I received a copy of Temptation Bay, by Anna Sullivan via NetGalley for an honest review. This is the first story in a series about a fictional island off the coast of Maine called Windfall Island. We open the book with the hero and heroine flying in a helicopter to the island. The pilot? Maggie Solomon, our heroine. That right there should tell you Maggie isn't going to be your typical romance heroine. Her passenger is Dexter Keegan, as supposed lawyer, but we learn later that he's a PI. The cloak and dagger surrounding his true profession relates to the reason he's going to the island, which is to solve the mystery of a suspected kidnapping. A baby was taken from her wealthy parents, presumably by the nanny, about 100 years ago. The trail leads to Windfall Island, a place full of mystery and a bunch of Mainers who are both suspicious of outsiders and hesitant to give away any information.
Dex wants to find any living descendants of this baby for his own reasons, in part to make a name for himself and in part because he likes the idea of changing people's lives by solving these kinds of cases. Life on this island is hard, and Dex can see straight away that the descendant of this baby would greatly benefit from creating financial ties with the wealthy Stanhope family. Problem is, someone doesn't want that person to be found. We're never given the why of that fact, just informed that it's the case. The mystery continues into the next book in the series, Hideaway Cove.

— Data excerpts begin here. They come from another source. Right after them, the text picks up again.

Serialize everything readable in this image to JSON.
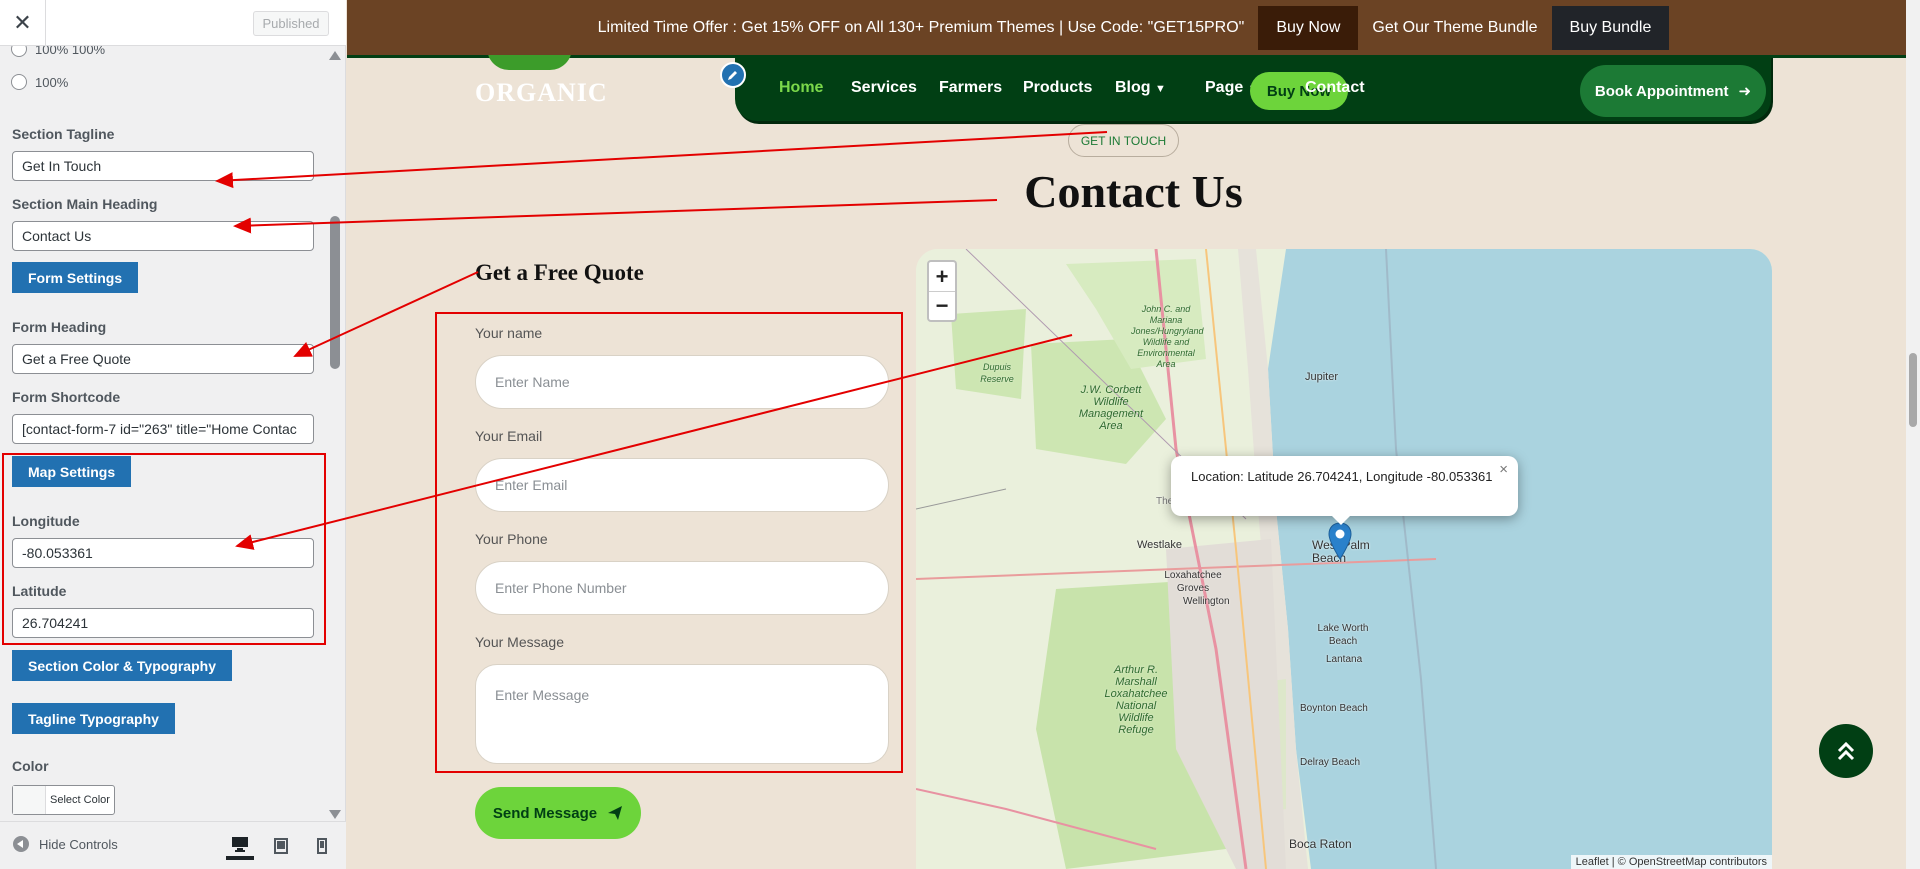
{
  "sidebar": {
    "published_label": "Published",
    "radio_options": [
      "100% 100%",
      "100%"
    ],
    "fields": {
      "tagline": {
        "label": "Section Tagline",
        "value": "Get In Touch"
      },
      "main_heading": {
        "label": "Section Main Heading",
        "value": "Contact Us"
      },
      "form_heading": {
        "label": "Form Heading",
        "value": "Get a Free Quote"
      },
      "form_shortcode": {
        "label": "Form Shortcode",
        "value": "[contact-form-7 id=\"263\" title=\"Home Contac"
      },
      "longitude": {
        "label": "Longitude",
        "value": "-80.053361"
      },
      "latitude": {
        "label": "Latitude",
        "value": "26.704241"
      },
      "color": {
        "label": "Color",
        "button": "Select Color"
      }
    },
    "buttons": {
      "form_settings": "Form Settings",
      "map_settings": "Map Settings",
      "section_color": "Section Color & Typography",
      "tagline_typography": "Tagline Typography"
    },
    "footer": {
      "hide_controls": "Hide Controls"
    }
  },
  "promo": {
    "text": "Limited Time Offer : Get 15% OFF on All 130+ Premium Themes | Use Code: \"GET15PRO\"",
    "buy_now": "Buy Now",
    "bundle_text": "Get Our Theme Bundle",
    "buy_bundle": "Buy Bundle"
  },
  "logo": {
    "text": "ORGANIC"
  },
  "nav": {
    "items": [
      "Home",
      "Services",
      "Farmers",
      "Products",
      "Blog",
      "Page",
      "Contact"
    ],
    "buy_now": "Buy Now",
    "book": "Book Appointment"
  },
  "section": {
    "tagline": "GET IN TOUCH",
    "heading": "Contact Us"
  },
  "form": {
    "heading": "Get a Free Quote",
    "fields": [
      {
        "label": "Your name",
        "placeholder": "Enter Name"
      },
      {
        "label": "Your Email",
        "placeholder": "Enter Email"
      },
      {
        "label": "Your Phone",
        "placeholder": "Enter Phone Number"
      },
      {
        "label": "Your Message",
        "placeholder": "Enter Message"
      }
    ],
    "submit": "Send Message"
  },
  "map": {
    "popup": "Location: Latitude 26.704241, Longitude -80.053361",
    "zoom_in": "+",
    "zoom_out": "−",
    "attribution": "Leaflet | © OpenStreetMap contributors",
    "places": {
      "jupiter": "Jupiter",
      "wpb": "West Palm Beach",
      "westlake": "Westlake",
      "loxahatchee": "Loxahatchee Groves",
      "wellington": "Wellington",
      "lake_worth": "Lake Worth Beach",
      "lantana": "Lantana",
      "boynton": "Boynton Beach",
      "delray": "Delray Beach",
      "boca": "Boca Raton",
      "dupuis": "Dupuis Reserve",
      "john_c": "John C. and Mariana Jones/Hungryland Wildlife and Environmental Area",
      "corbett": "J.W. Corbett Wildlife Management Area",
      "marshall": "Arthur R. Marshall Loxahatchee National Wildlife Refuge",
      "the": "The"
    }
  },
  "colors": {
    "accent_blue": "#2271b1",
    "promo_bg": "#6b4324",
    "nav_green": "#013f14",
    "light_green": "#6dd43b",
    "annotation_red": "#e30000"
  }
}
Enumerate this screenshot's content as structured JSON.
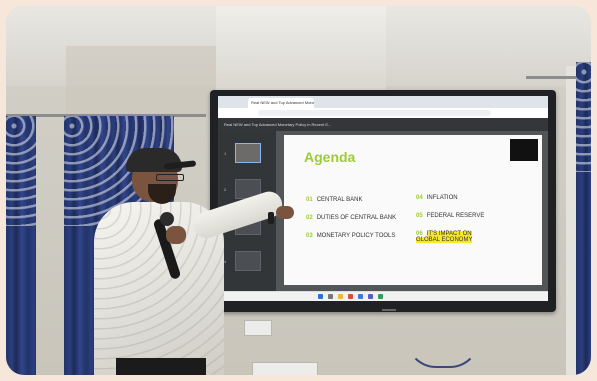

Maggie isn't technically an islander, since she wasn't born there. But she's a transplant with family ties - her mother was an islander and her mother's family still lives there. She's made a name for herself by building her own little airport and charter company from the ground up, and everyone loves and respects her. Well, almost everyone. It's evident from the get-go that Maggie is a no nonsense kind of girl. She grew up with a military father, a man who is now an Admiral in the Navy and is poised to join the Joint Chief's of Staff. He's not very happy with Maggie because she always refuses to play his games. Yes, she has some big daddy issues. As such, she's very, very protective of her adopted home and the friends who have become family (as well as the family she adores).
Maggie and Dex ruffle each other's feathers from the moment they meet. Between stepping on the other person's last nerve and the sexual attraction they keep trying to ignore, they're like an explosion waiting to happen. And then it does. They're forced to work together on Dex's case and sparks quickly ignite into an inferno. Thinking one time will get it out of their system, they go for it. Only to find that once is just not enough.
But it can't be straightforward, because what good story ever is? Maggie's life is on Windfall and she can't envision Dex wanting to stay. And Dex thinks that Maggie will never let herself fall for him because of her issues with her father, so he's trying not to be the stupid one who gets their heart broken. Their story gets resolved by the end, but Dex's case does not. That leads into Hideaway Cove, which will tell the story of Maggie's best friend, Jessi Randall and Holden Abbot, the genealogist Dex hired to help him solve the mystery. I could see the sparks between those two as soon as Hold showed his pretty, southern gentleman face at Solomon Charters.
Overall, an enjoyable read. I'm
not typically attracted to mysteries, but this one was interesting and
it helped support the romance enough that I could like it anyway. I wish I'd been able to prioritize it, but since this wasn't a paid review, well, it didn't get its due until later. But it was worth the read once I started, and I can't wait to read about Hold and Jessi and see if the mystery of Eugenia Stanhope is resolved in that story or if it continues. I'm hoping there will be more than just two books in the series, regardless. I think once you introduce one outsider to an island community, you make it possible for there to be others. If it was me, I'd bring along Alec, Dex's friend and the Stanhope family's lawyer, for the next book so that he can get his own story in the third one. Guess we'll have to wait and see.
One last note: for a woman who is from Michigan and who lives there, I think the author did a pretty decent job of portraying Maine. From someone who has lived here a majority of her life, that's a big compliment. I tend to dislike stories set in my state that make me feel like I'm not really here. Kudos, Anna Sullivan. I look forward to reading more of your work.